To run the benchmark with the generated data set, simply use the trtllm-bench throughput subcommand. The benchmarker will run an offline maximum throughput scenario such that all requests are queued in rapid succession. You simply need to provide a model name (HuggingFace reference or path to a local model), a generated dataset, and a file containing any desired extra options to the LLMApi (details in tensorrt_llm/llmapi/llm_args.py:LlmArgs).

trtllm-bench --model $model_name throughput --dataset $dataset_file --backend pytorch --extra_llm_api_options $llm_options

llm_options.yml

 pytorch_backend_config:
  use_cuda_graph: true
  cuda_graph_padding_enabled: true
  cuda_graph_batch_sizes:
  - 1
  - 2
  - 4
  - 8
  - 16
  - 32
  - 64
  - 128
  - 256
  - 384
  - 512
  - 1024
  - 2048
  - 4096
  - 8192

In majority of cases, we also use a higher KV cache percentage by setting --kv_cache_free_gpu_mem_fraction 0.95 in the benchmark command. This allows us to obtain better performance than the default setting of 0.90. We fall back to 0.90 if we hit an out of memory issue.

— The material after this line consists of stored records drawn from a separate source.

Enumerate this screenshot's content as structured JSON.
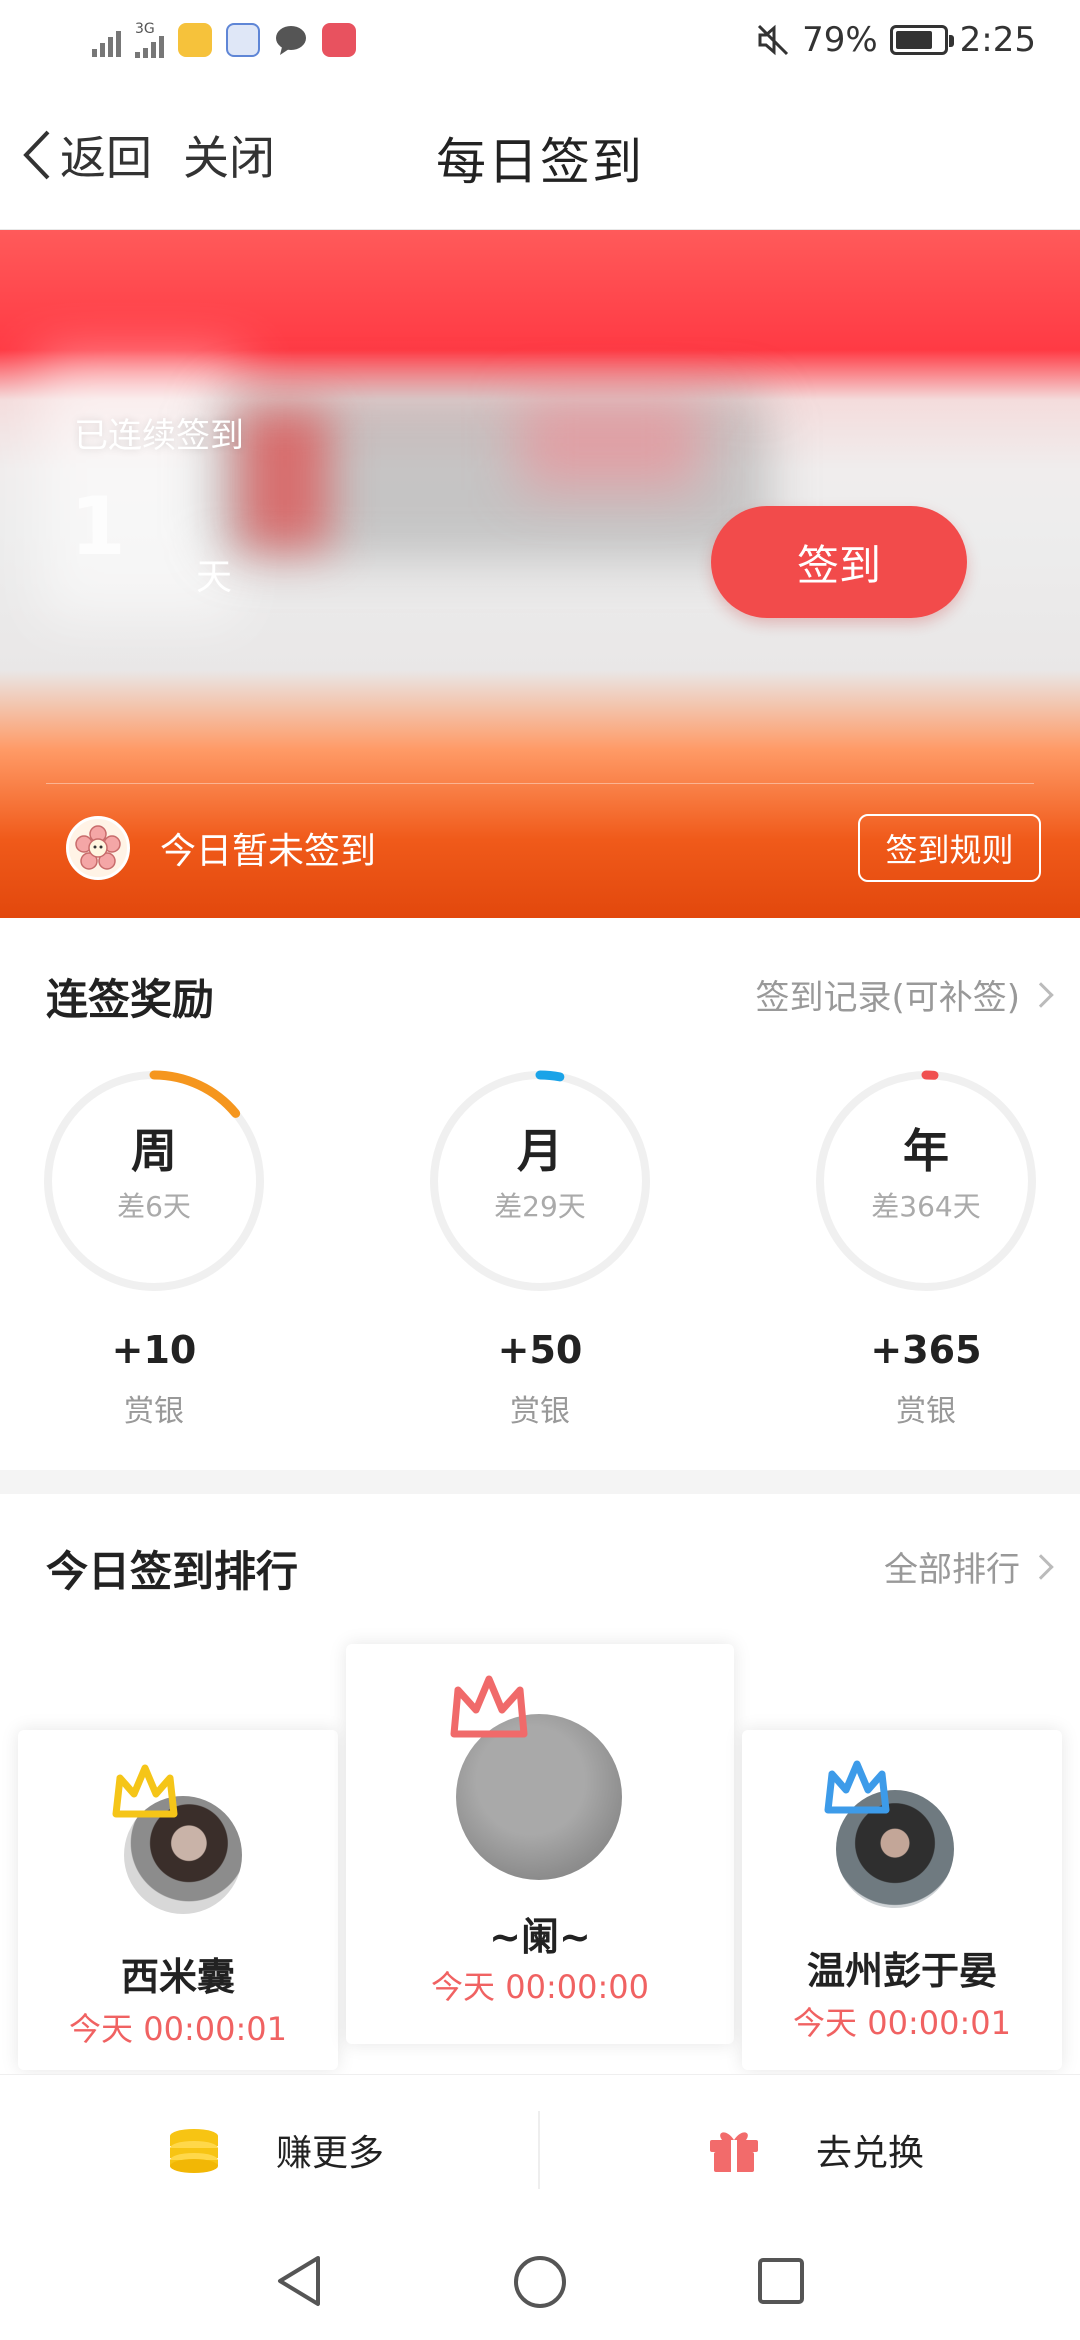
{
  "status_bar": {
    "net_label": "3G",
    "battery": "79%",
    "time": "2:25",
    "battery_level": 0.79
  },
  "header": {
    "back_label": "返回",
    "close_label": "关闭",
    "title": "每日签到"
  },
  "banner": {
    "streak_label": "已连续签到",
    "streak_value": "1",
    "streak_unit": "天",
    "checkin_button": "签到",
    "status_text": "今日暂未签到",
    "rules_button": "签到规则"
  },
  "rewards": {
    "title": "连签奖励",
    "link": "签到记录(可补签)",
    "items": [
      {
        "period": "周",
        "remaining": "差6天",
        "amount": "+10",
        "unit": "赏银",
        "color": "#f5961e",
        "progress": 0.14
      },
      {
        "period": "月",
        "remaining": "差29天",
        "amount": "+50",
        "unit": "赏银",
        "color": "#1aa3e8",
        "progress": 0.03
      },
      {
        "period": "年",
        "remaining": "差364天",
        "amount": "+365",
        "unit": "赏银",
        "color": "#f05050",
        "progress": 0.003
      }
    ]
  },
  "ranking": {
    "title": "今日签到排行",
    "link": "全部排行",
    "entries": [
      {
        "name": "西米囊",
        "time": "今天 00:00:01",
        "crown_color": "#f5c518"
      },
      {
        "name": "~阑~",
        "time": "今天 00:00:00",
        "crown_color": "#f06a6a"
      },
      {
        "name": "温州彭于晏",
        "time": "今天 00:00:01",
        "crown_color": "#3d9be9"
      }
    ]
  },
  "bottom_bar": {
    "earn_label": "赚更多",
    "exchange_label": "去兑换"
  },
  "icons": {
    "back": "chevron-left-icon",
    "earn": "coin-stack-icon",
    "exchange": "gift-icon",
    "status_mute": "mute-icon"
  }
}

The results will be printed to the terminal upon benchmark completion. For example,

===========================================================
= PERFORMANCE OVERVIEW
===========================================================
Request Throughput (req/sec):                     43.2089
Total Output Throughput (tokens/sec):             5530.7382
Per User Output Throughput (tokens/sec/user):     2.0563
Per GPU Output Throughput (tokens/sec/gpu):       5530.7382
Total Token Throughput (tokens/sec):              94022.5497
Total Latency (ms):                               115716.9214
Average request latency (ms):                     75903.4456
Per User Output Speed [1/TPOT] (tokens/sec/user): 5.4656
Average time-to-first-token [TTFT] (ms):          52667.0339
Average time-per-output-token [TPOT] (ms):        182.9639

-- Per-Request Time-per-Output-Token [TPOT] Breakdown (ms)

[TPOT] MINIMUM: 32.8005
[TPOT] MAXIMUM: 208.4667
[TPOT] AVERAGE: 182.9639
[TPOT] P50    : 204.0463
[TPOT] P90    : 206.3863
[TPOT] P95    : 206.5064
[TPOT] P99    : 206.5821

-- Per-Request Time-to-First-Token [TTFT] Breakdown (ms)

[TTFT] MINIMUM: 3914.7621
[TTFT] MAXIMUM: 107501.2487
[TTFT] AVERAGE: 52667.0339
[TTFT] P50    : 52269.7072
[TTFT] P90    : 96583.7187
[TTFT] P95    : 101978.4566
[TTFT] P99    : 106563.4497

-- Request Latency Breakdown (ms) -----------------------

[Latency] P50    : 78509.2102
[Latency] P90    : 110804.0017
[Latency] P95    : 111302.9101
[Latency] P99    : 111618.2158
[Latency] MINIMUM: 24189.0838
[Latency] MAXIMUM: 111668.0964
[Latency] AVERAGE: 75903.4456

[!WARNING] In some cases, the benchmarker may not print anything at all. This behavior usually means that the benchmark has hit an out of memory issue. Try reducing the KV cache percentage using the --kv_cache_free_gpu_mem_fraction option to lower the percentage of used memory.